As to the contention that, even if a conviction could rest solely upon subjective evidence, nevertheless, the evidence adduced by the DER here failed to prove beyond a reasonable doubt that the defendant caused air pollution, we must also disagree. The evidence below reveals that the appellant used a dragline excavating machine to shovel away dirt and shale so as to expose the coal stratum and that the dirt was then dropped from the dragline shovel into dump trucks. According to the testimony of the DER environmental specialist who investigated the alleged air pollution, the discharges of dust could have been avoided by watering down the area during the excavating operations.
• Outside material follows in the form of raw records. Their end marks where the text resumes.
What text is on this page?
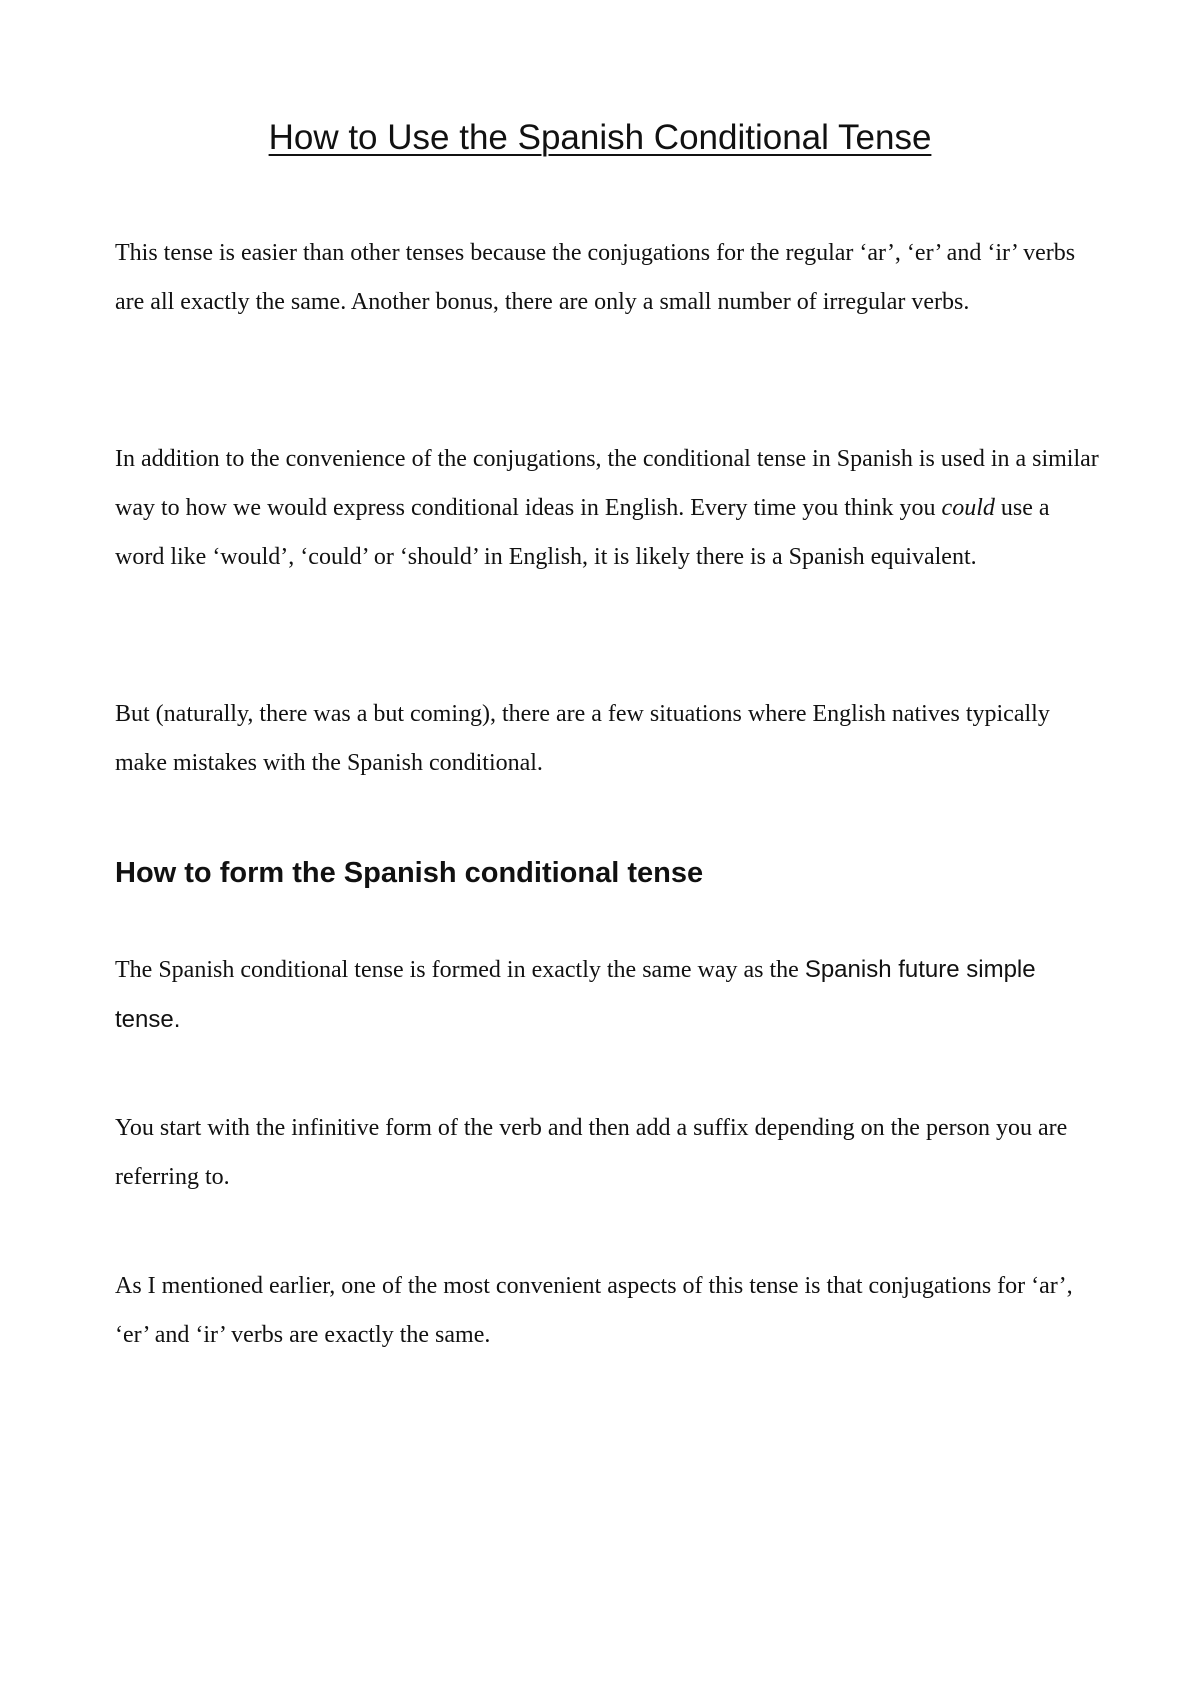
How to Use the Spanish Conditional Tense

This tense is easier than other tenses because the conjugations for the regular ‘ar’, ‘er’ and ‘ir’ verbs are all exactly the same. Another bonus, there are only a small number of irregular verbs.

In addition to the convenience of the conjugations, the conditional tense in Spanish is used in a similar way to how we would express conditional ideas in English. Every time you think you could use a word like ‘would’, ‘could’ or ‘should’ in English, it is likely there is a Spanish equivalent.

But (naturally, there was a but coming), there are a few situations where English natives typically make mistakes with the Spanish conditional.

How to form the Spanish conditional tense

The Spanish conditional tense is formed in exactly the same way as the Spanish future simple tense.

You start with the infinitive form of the verb and then add a suffix depending on the person you are referring to.

As I mentioned earlier, one of the most convenient aspects of this tense is that conjugations for ‘ar’, ‘er’ and ‘ir’ verbs are exactly the same.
The DER also produced four witnesses having homes within 500 feet of the appellant's mine who specifically testified that in August of 1977 they frequently saw large clouds of dust travel from the strip mine onto their properties. According to these witnesses, the clouds of dust were especially thick and bothersome when the dragline shovel dropped its contents from midair into the dump trucks. The record also reveals that these neighbors experienced accumulations of dust both inside and outside their homes; that even inside their homes they were bothered by dust getting in their eyes and mouths; that the accumulation of dust was so severe as to impair food preparation; that dust
[ 50 Pa. Commw. Page 330]
accumulated up to one inch on one neighbor's porch; and that the dust forced daily house-cleaning. In short, our review of the record indicates that the DER produced more than sufficient evidence to prove that the appellant was guilty of causing air pollution.
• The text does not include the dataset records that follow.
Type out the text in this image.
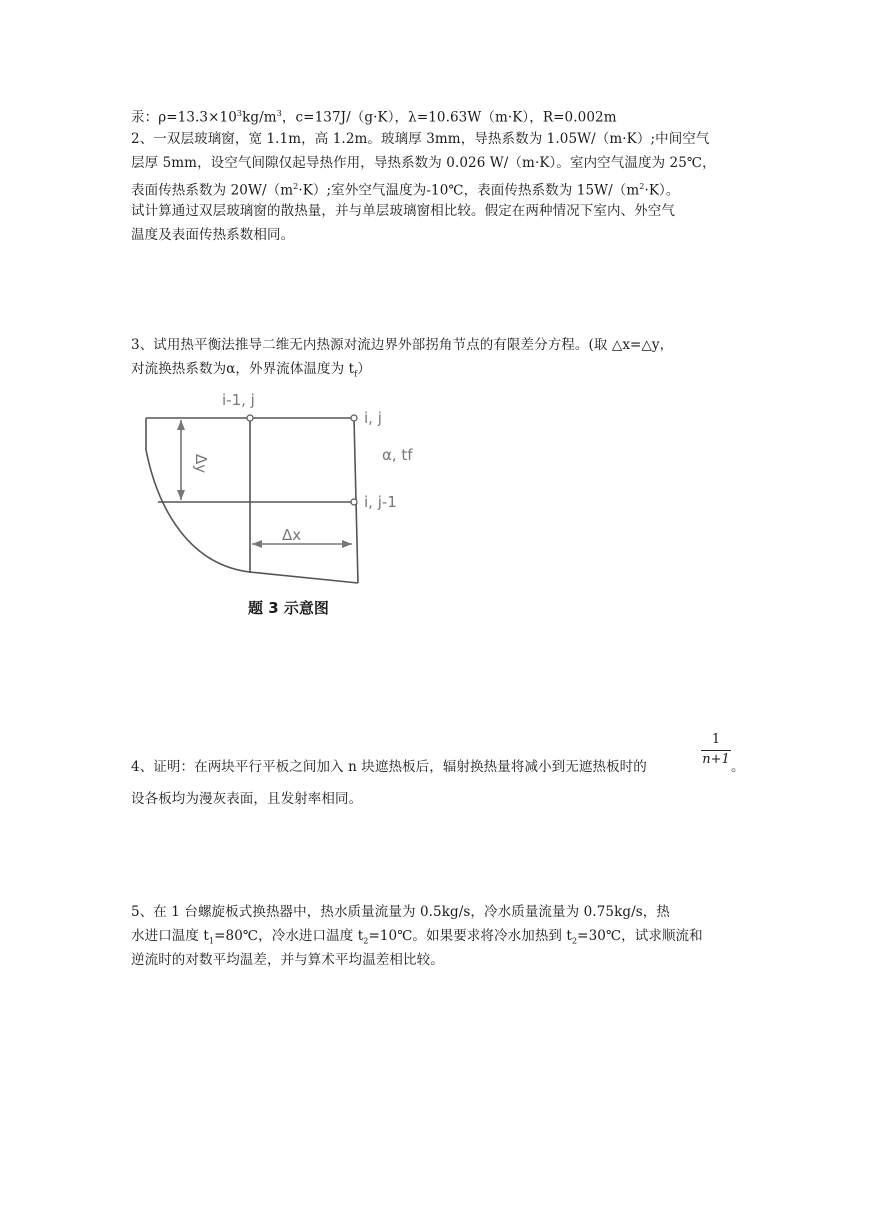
汞：$\rho=13.3\times 10^3kg/m^3$，c=137J/（g·K），λ=10.63W（m·K），R=0.002m
2、一双层玻璃窗，宽 1.1m，高 1.2m。玻璃厚 3mm，导热系数为 1.05W/（m·K）;中间空气
层厚 5mm，设空气间隙仅起导热作用，导热系数为 0.026 W/（m·K）。室内空气温度为 25℃，
表面传热系数为 $20W/(m^2\cdot K)$;室外空气温度为-10℃，表面传热系数为 $15W/(m^2\cdot K)$。
试计算通过双层玻璃窗的散热量，并与单层玻璃窗相比较。假定在两种情况下室内、外空气
温度及表面传热系数相同。
3、试用热平衡法推导二维无内热源对流边界外部拐角节点的有限差分方程。(取 △x=△y，
对流换热系数为α，外界流体温度为 $t_f$）
i-1, j
i, j
α, tf
i, j-1
Δx
Δy
题 3 示意图
4、证明：在两块平行平板之间加入 n 块遮热板后，辐射换热量将减小到无遮热板时的
1
n+1 。
设各板均为漫灰表面，且发射率相同。
5、在 1 台螺旋板式换热器中，热水质量流量为 0.5kg/s，冷水质量流量为 0.75kg/s，热
水进口温度 $t_1=80℃$，冷水进口温度 $t_2=10℃$。如果要求将冷水加热到 $t_2=30℃$，试求顺流和
逆流时的对数平均温差，并与算术平均温差相比较。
As to the contention that the definition of "air pollution" in Section 3(5) of the Act,*fn5 is unconstitutionally vague, we believe it to be well settled that "'[T]he terms of a penal statute creating a new offense must be sufficiently explicit to inform those who are subject to it what conduct on their part will render them liable to its penalties. . . .'" Connally v. General Construction Co., 269 U.S. 385, 391 (1926), quoted in Commonwealth v. Heinbaugh, 467 Pa. 1, 5, 354 A.2d 244, 246 (1976). We also believe that statutes which fail to provide such notice violate the Due Process Clause of the United States Constitution. Heinbaugh, supra. Here, however, because the vagueness challenge does not involve the assertion of a fundamental right, such as freedom of expression, we must measure the challenged statutory proscription not against the hypothetical conduct that the statute could possibly embrace, but against the defendant's specific conduct. United States v. Powell, 423 U.S. 87 (1975); Heinbaugh, supra.
And we believe that the specific enumeration of various contaminants in Section 3(5),*fn6 is sufficient notice that actions which cause such airborne contaminants will be illegal if the contaminants "[are] or may be injurious to human, plant or animal life, or to property, or . . . unreasonably [interfere] with the comfortable enjoyment of life or property." We believe that the amount of particulate matter released by the appellant here would unreasonably interfere with the comfortable enjoyment of the life and property
[ 50 Pa. Commw. Page 331]
of a substantial segment of the neighboring community, and we believe that the standard set forth in the Act was sufficient to put the appellant on notice that its actions were causing "air pollution". We must accordingly affirm the conviction.
And Now, this 2nd day of April, 1980, the order of the Court of Common Pleas of Washington County is affirmed.
President Judge Bowman did not participate in the decision in this case.
Judge DiSalle did not participate in the decision in this case.